Reverse engineering is the process of analyzing a model or system to understand its underlying structure, functionality, or behavior. This can involve extracting information such as the model's architecture, parameters, or training data. It is often used in model stealing or intellectual property theft, where an attacker tries to replicate or understand a proprietary model.

Run (Spyglass)#

In Spyglass, a Run is the process of sending Datasets or generated data to targets. The purpose of a Run is to simulate various attack vectors and to test the model’s robustness against them.

S#

Scorer (Spyglass)#

In Spyglass, a Scorer is a method of evaluating or measuring the success of an attack.

shadow model#

A shadow model is a copy or approximation of a target machine learning model, typically used in the context of attacks or model evaluation. It is trained to behave in a similar manner to the target model, without necessarily having access to the target model's internal parameters or architecture.

Spyglass#

Dreadnode Spyglass is a platform for evaluating AI applications and gaining actionable insights into vulnerabilities and risks. Spyglass enables you to probe, attack, and analyze AI model endpoints and weights to uncover known vulnerabilities, identify security risks, and take action. Spyglass helps you identify and fix the latest AI vulnerabilities, both during the development of an AI application and after deployment into an operational setting.

supervised learning#

Supervised learning is a type of machine learning where the model is trained on labeled data. Each training example in the dataset consists of an input and a corresponding correct output (label). The model learns to map inputs to outputs based on this labeled data, and its performance is evaluated based on how well it predicts the correct label for new, unseen data.

surrogate model#

A surrogate model is a model that is used to approximate the behavior of a more complex or computationally expensive model. It serves as a substitute or stand-in for the primary model, allowing for more efficient analysis, optimization, or decision-making.

T#

Target (Spyglass)#

In Spyglass, a Target is the interface used to query a model, often in the form of an API endpoint.

text processing#

Text processing is the technique and method used to manipulate, clean, and structure text data so that it can be used by machine learning models. It involves tasks like tokenization, stemming, lemmatization, removing stopwords, and more.

text-based models#

Text-based models are machine learning models that focus on processing and understanding textual data. These models use techniques like natural language processing (NLP) and are used for tasks such as sentiment analysis, text classification, language translation, and named entity recognition.

tokenization#

Tokenization is the process of splitting text into smaller units, such as words, phrases, or subwords, called tokens. It's a crucial step in natural language processing (NLP) that allows models to process text efficiently.

U#

underfitting#

Underfitting occurs when a machine learning model is too simple to capture the underlying patterns in the data, leading to poor performance on both the training and test sets.
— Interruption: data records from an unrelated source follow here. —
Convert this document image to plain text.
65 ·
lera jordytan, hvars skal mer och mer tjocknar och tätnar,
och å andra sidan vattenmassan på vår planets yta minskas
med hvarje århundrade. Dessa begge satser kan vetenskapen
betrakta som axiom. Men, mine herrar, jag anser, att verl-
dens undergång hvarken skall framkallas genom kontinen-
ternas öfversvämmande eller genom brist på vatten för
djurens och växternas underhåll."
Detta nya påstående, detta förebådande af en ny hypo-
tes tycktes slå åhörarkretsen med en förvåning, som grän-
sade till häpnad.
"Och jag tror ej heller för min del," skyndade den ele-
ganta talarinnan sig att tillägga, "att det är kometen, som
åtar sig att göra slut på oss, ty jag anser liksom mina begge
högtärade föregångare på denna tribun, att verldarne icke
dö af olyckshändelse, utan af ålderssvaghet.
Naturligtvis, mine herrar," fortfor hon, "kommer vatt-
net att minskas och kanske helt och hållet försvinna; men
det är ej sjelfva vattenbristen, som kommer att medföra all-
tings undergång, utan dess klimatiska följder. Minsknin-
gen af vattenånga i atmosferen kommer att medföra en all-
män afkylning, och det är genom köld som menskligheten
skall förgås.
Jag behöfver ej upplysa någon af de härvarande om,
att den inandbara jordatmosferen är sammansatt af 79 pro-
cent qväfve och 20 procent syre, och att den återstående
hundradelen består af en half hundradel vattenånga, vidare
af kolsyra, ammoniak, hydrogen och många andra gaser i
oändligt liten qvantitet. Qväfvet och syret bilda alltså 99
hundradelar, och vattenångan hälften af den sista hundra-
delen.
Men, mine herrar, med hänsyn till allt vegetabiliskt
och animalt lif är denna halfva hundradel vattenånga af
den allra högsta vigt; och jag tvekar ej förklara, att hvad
It typically happens when the model is not complex enough or the training data is insufficient.

Unicode manipulation#

Unicode manipulation is the process of handling and modifying text data that uses the Unicode standard for encoding characters. Unicode is a universal character encoding standard designed to represent text in multiple writing systems, including alphabets, ideograms, punctuation marks, and symbols, across different languages and platforms. In the context of Unicode manipulation, you're typically dealing with operations that allow you to work with, process, or modify Unicode-encoded text, whether it's for formatting, searching, encoding conversions, or handling special characters. The term can encompass a wide range of activities in programming, text processing, or data transformation.

V#

vulnerability#

A vulnerability is a weakness or flaw in a machine learning model or system that can be exploited by adversarial attacks or other malicious behavior. These vulnerabilities can arise from various factors, such as insufficient training data, model design flaws, or lack of robustness to noisy or adversarial inputs.